Zwrócił uwagę, że Wilno Litwinom dwa razy przekazywali bolszewicy, ale za pierwszym razem w trakcie wojny polsko-bolszewickiej, sygnatariusz Aktu Niepodległości Mykolas Biržiška zabronił nawet dozorcy sprowadzać z Kowna, który nie znałby języka polskiego. Zupełnie inaczej postępowali Litwini w roku 1939, gdy ponownie z rąk Moskwy przekazano im Wilno. Nie obeszło się bez przemocy, zakłóceń polskich nabożeństw i innych szykan. Stosunek nowej władzy do Polaków jeszcze bardziej pogłębił animozje między niegdyś bratnimi narodami, a czasy okupacji niemieckiej to przeciwstawienie się jeszcze bardziej zaostrzyło i pogłębiło. Następstwem tego były tragedie w Glinciszkach i Dubinkach.

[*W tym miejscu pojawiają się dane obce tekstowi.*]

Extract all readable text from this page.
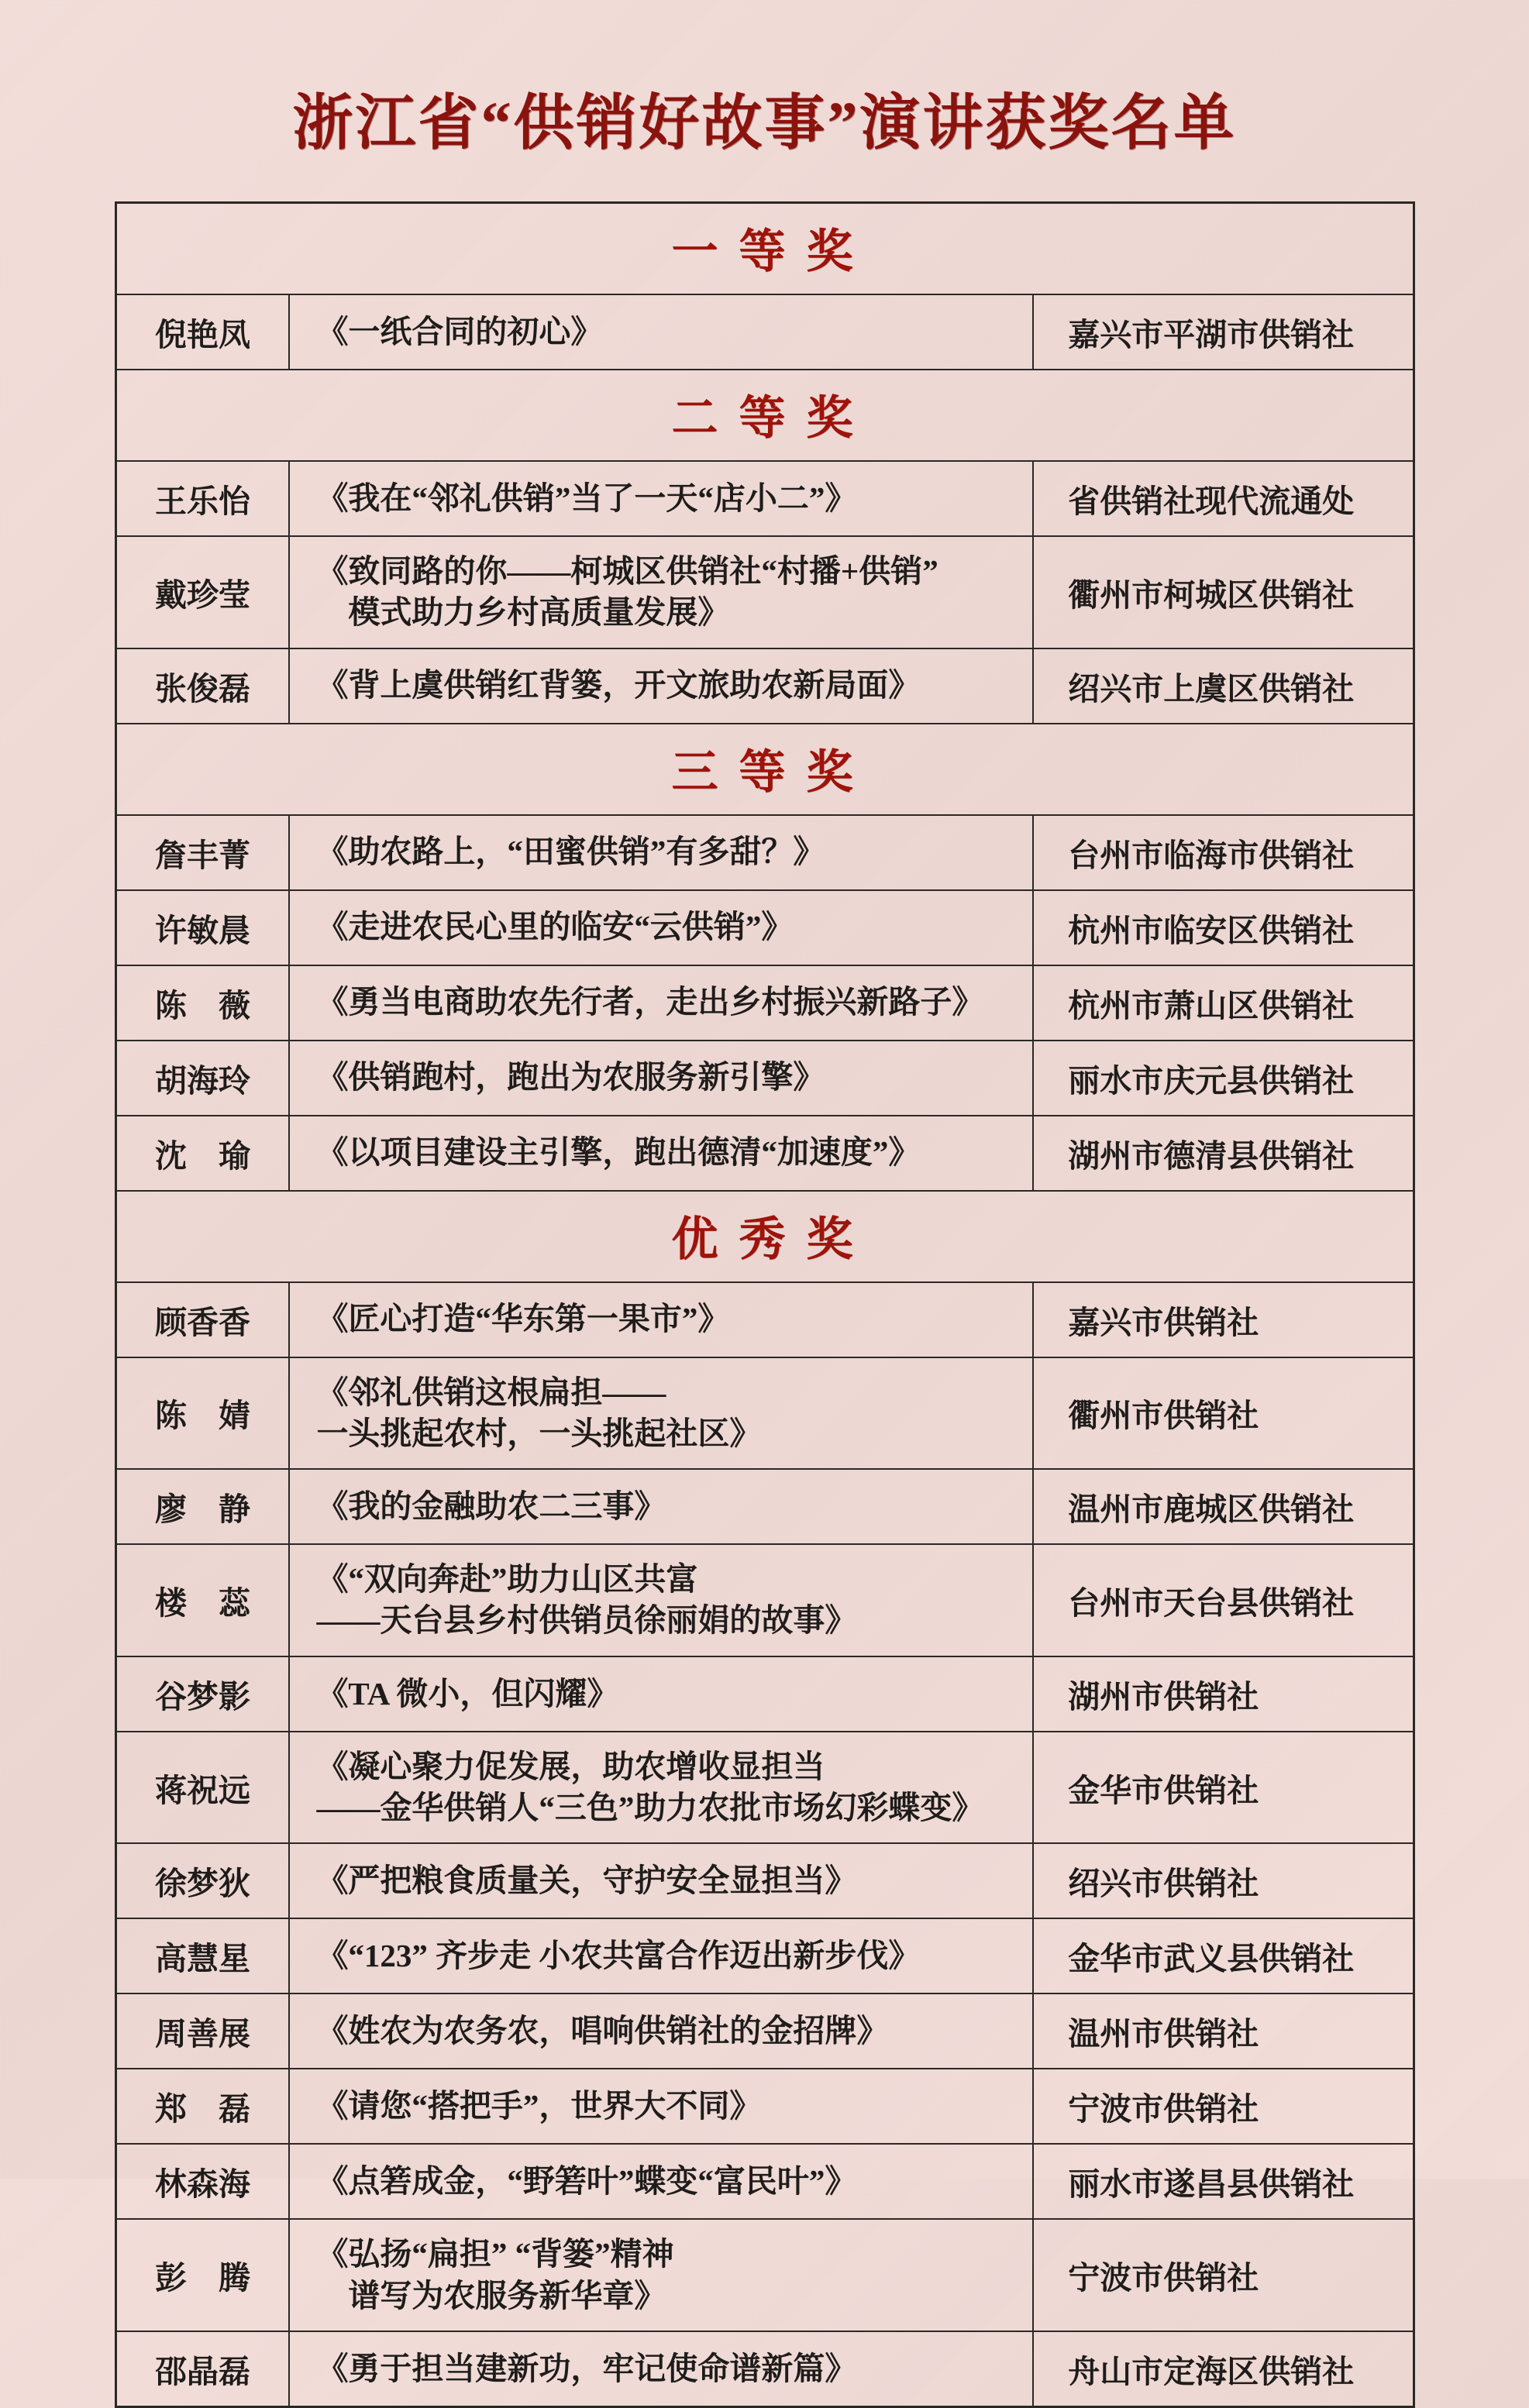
浙江省“供销好故事”演讲获奖名单
一 等 奖		
倪艳凤	《一纸合同的初心》	嘉兴市平湖市供销社
二 等 奖		
王乐怡	《我在“邻礼供销”当了一天“店小二”》	省供销社现代流通处
戴珍莹	《致同路的你——柯城区供销社“村播+供销”
　模式助力乡村高质量发展》	衢州市柯城区供销社
张俊磊	《背上虞供销红背篓，开文旅助农新局面》	绍兴市上虞区供销社
三 等 奖		
詹丰菁	《助农路上，“田蜜供销”有多甜？》	台州市临海市供销社
许敏晨	《走进农民心里的临安“云供销”》	杭州市临安区供销社
陈　薇	《勇当电商助农先行者，走出乡村振兴新路子》	杭州市萧山区供销社
胡海玲	《供销跑村，跑出为农服务新引擎》	丽水市庆元县供销社
沈　瑜	《以项目建设主引擎，跑出德清“加速度”》	湖州市德清县供销社
优 秀 奖		
顾香香	《匠心打造“华东第一果市”》	嘉兴市供销社
陈　婧	《邻礼供销这根扁担——
一头挑起农村，一头挑起社区》	衢州市供销社
廖　静	《我的金融助农二三事》	温州市鹿城区供销社
楼　蕊	《“双向奔赴”助力山区共富
——天台县乡村供销员徐丽娟的故事》	台州市天台县供销社
谷梦影	《TA 微小，但闪耀》	湖州市供销社
蒋祝远	《凝心聚力促发展，助农增收显担当
——金华供销人“三色”助力农批市场幻彩蝶变》	金华市供销社
徐梦狄	《严把粮食质量关，守护安全显担当》	绍兴市供销社
高慧星	《“123” 齐步走 小农共富合作迈出新步伐》	金华市武义县供销社
周善展	《姓农为农务农，唱响供销社的金招牌》	温州市供销社
郑　磊	《请您“搭把手”，世界大不同》	宁波市供销社
林森海	《点箬成金，“野箬叶”蝶变“富民叶”》	丽水市遂昌县供销社
彭　腾	《弘扬“扁担” “背篓”精神
　谱写为农服务新华章》	宁波市供销社
邵晶磊	《勇于担当建新功，牢记使命谱新篇》	舟山市定海区供销社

– Konflikty były, ale na szczęście nie doszło do ludobójstwa jak na Wołyniu – stwierdził.

Sarkastycznie zauważył, że Litwini kokietowali i flirtowali zarówno z Niemcami, jak i z bolszewikami, a gdy dostawali baty od jednych i od drugich od razu stawiali siebie w pozę pokrzywdzonych i ofiar totalitarnych reżimów.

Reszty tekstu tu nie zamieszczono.